Avec cet épisode, nous découvrons la Rome galactique, transposition toujours démesurée de la Rome antique.
Le scénario se bonifie encore avec le temps. Les nombreuses pistes ouvertes par le tome précédent se clarifient, sans pour autant que la trame soit simplifiée. C'est là un tour de force que d'avoir réussi à garder une telle cohérence, malgré la complexité des intrigues croisées. C'est effectivement parfois un peu dur à suivre, mais une courte réflexion, éventuellement associée à un petit retour en arrière, permettent finalement de comprendre et d'apprécier ! Surtout qu'au delà des querelles de pouvoir dans l'empire, de l'affrontement des 2 civilisations, des interrogations sur la nature de Flavia/Kerka, on sent poindre lors de la scène de la Basilique, une trame encore plus vaste...
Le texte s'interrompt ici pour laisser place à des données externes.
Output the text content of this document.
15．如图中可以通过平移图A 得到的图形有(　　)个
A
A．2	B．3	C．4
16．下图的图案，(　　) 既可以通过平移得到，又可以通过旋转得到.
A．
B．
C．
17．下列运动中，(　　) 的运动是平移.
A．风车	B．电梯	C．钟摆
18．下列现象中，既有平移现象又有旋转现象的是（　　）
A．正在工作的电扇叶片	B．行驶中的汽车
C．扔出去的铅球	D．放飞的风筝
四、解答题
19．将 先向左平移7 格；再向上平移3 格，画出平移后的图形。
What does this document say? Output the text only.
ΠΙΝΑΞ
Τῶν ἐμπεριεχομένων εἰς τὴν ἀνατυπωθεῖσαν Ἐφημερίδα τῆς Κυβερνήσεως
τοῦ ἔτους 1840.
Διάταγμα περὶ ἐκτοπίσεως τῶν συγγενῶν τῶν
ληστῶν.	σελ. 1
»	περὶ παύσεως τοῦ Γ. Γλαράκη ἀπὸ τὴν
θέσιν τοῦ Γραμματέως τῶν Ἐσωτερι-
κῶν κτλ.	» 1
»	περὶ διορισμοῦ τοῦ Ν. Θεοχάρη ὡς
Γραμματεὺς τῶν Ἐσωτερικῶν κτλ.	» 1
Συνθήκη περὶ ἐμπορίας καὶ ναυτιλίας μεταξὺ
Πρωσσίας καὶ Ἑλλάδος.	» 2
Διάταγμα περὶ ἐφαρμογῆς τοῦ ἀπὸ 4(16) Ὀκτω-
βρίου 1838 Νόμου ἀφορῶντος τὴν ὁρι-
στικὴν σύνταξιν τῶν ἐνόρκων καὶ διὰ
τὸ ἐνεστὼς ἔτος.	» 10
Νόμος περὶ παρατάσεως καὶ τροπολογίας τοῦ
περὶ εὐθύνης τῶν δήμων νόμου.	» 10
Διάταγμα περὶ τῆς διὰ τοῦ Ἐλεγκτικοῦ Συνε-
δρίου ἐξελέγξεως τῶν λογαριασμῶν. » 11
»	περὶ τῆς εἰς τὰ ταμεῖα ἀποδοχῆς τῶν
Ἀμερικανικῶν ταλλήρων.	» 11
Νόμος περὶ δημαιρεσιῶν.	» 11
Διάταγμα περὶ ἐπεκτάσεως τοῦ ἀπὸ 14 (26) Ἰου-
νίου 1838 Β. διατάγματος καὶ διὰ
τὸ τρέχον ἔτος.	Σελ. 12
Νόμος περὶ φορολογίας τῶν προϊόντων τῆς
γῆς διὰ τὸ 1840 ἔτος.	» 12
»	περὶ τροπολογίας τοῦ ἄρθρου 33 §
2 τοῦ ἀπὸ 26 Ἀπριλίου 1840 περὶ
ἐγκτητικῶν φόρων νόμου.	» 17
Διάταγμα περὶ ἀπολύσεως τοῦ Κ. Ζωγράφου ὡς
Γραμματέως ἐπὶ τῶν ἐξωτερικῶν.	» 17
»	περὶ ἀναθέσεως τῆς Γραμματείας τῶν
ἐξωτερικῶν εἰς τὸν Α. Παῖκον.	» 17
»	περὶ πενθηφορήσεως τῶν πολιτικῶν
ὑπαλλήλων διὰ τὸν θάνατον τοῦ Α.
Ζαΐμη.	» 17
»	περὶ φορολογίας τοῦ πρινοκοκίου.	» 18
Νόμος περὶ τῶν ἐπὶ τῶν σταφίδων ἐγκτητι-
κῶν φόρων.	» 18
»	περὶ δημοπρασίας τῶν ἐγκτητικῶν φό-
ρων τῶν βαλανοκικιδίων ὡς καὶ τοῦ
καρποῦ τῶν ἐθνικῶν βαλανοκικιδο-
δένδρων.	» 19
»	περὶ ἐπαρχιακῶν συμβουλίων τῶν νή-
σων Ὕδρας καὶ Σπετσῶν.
Je ne reviens pas sur le dessin, toujours assez époustouflant !
Ce troisième tome de la série maintient vraiment un haut niveau de qualité !
Ce troisième tome donne encore plus de profondeur au scénario.
Alors qu’on avait démarré la série dans l’optique d’une transposition de l’histoire antique dans un univers science-fiction intergalactique, ce tome va enfin donner un passé à cet univers sorti de nulle part à la base. Valérie Mangin va ainsi donner des racines à son univers grâce à un cours d’histoire sur l’empire que donne Galla Placidia, la mère de l’actuel empereur romain, à Flavius Aetius, en milieu de tome.
En plus l’univers assez manichéen déployé en début de série, avec l’affrontement du bien et du mal, des romains et des huns, de l’ordre et du chaos, va évoluer vers un équilibre plus complexe suite aux nombreux rebondissements et trahisons.
Bref, la trame de cette histoire devient de plus en plus intéressante, et ce n’est pas la révélation en fin de tome qui va atténuer cet intérêt grandissant.
Maintenant, Flavia connait tout des trahisons de tout le monde. Dur d'accepter la vérité, mais au moins, elle qui ne savait pas très bien où elle en était dans les premiers tomes à maintenant trouver une raison de vivre : se venger d'Attila.
Et la "déesse" Huns décide d'aider leurs ennemis Romains en se rendant à "Rome" demander le commandement des armées impériales.
Seulement à Rome, là-bas dans un univers 10000 ans plus vieux que le notre, comme chez nous il y a 2000 ans, ce n'est que magouille et compagnie. L'empereur actuel n'est qu'un enfant manipulé par le maitre de cérémonie qui brigue le pouvoir absolu et qui a réussi à faire croire à l'enfant que sa mère était dénué de raison et que Flavius (dont Flavia a pris l'armure) ne désire que finir se qu'il a commencé : prendre le commandement absolu.
Ca part dans tous les sens. Mais malgré les multiples rebondissements, je n'ai jamais eu de mal à suivre. Vraiment un scénario très très bien géré !
On apprend notamment enfin, si l'histoire se passe dans un univers parallèle, dans un monde imaginaire, dans notre passé ou notre futur.
On apprend aussi que les Dieux sont beaucoup plus vivants qu'on ne l'imagine.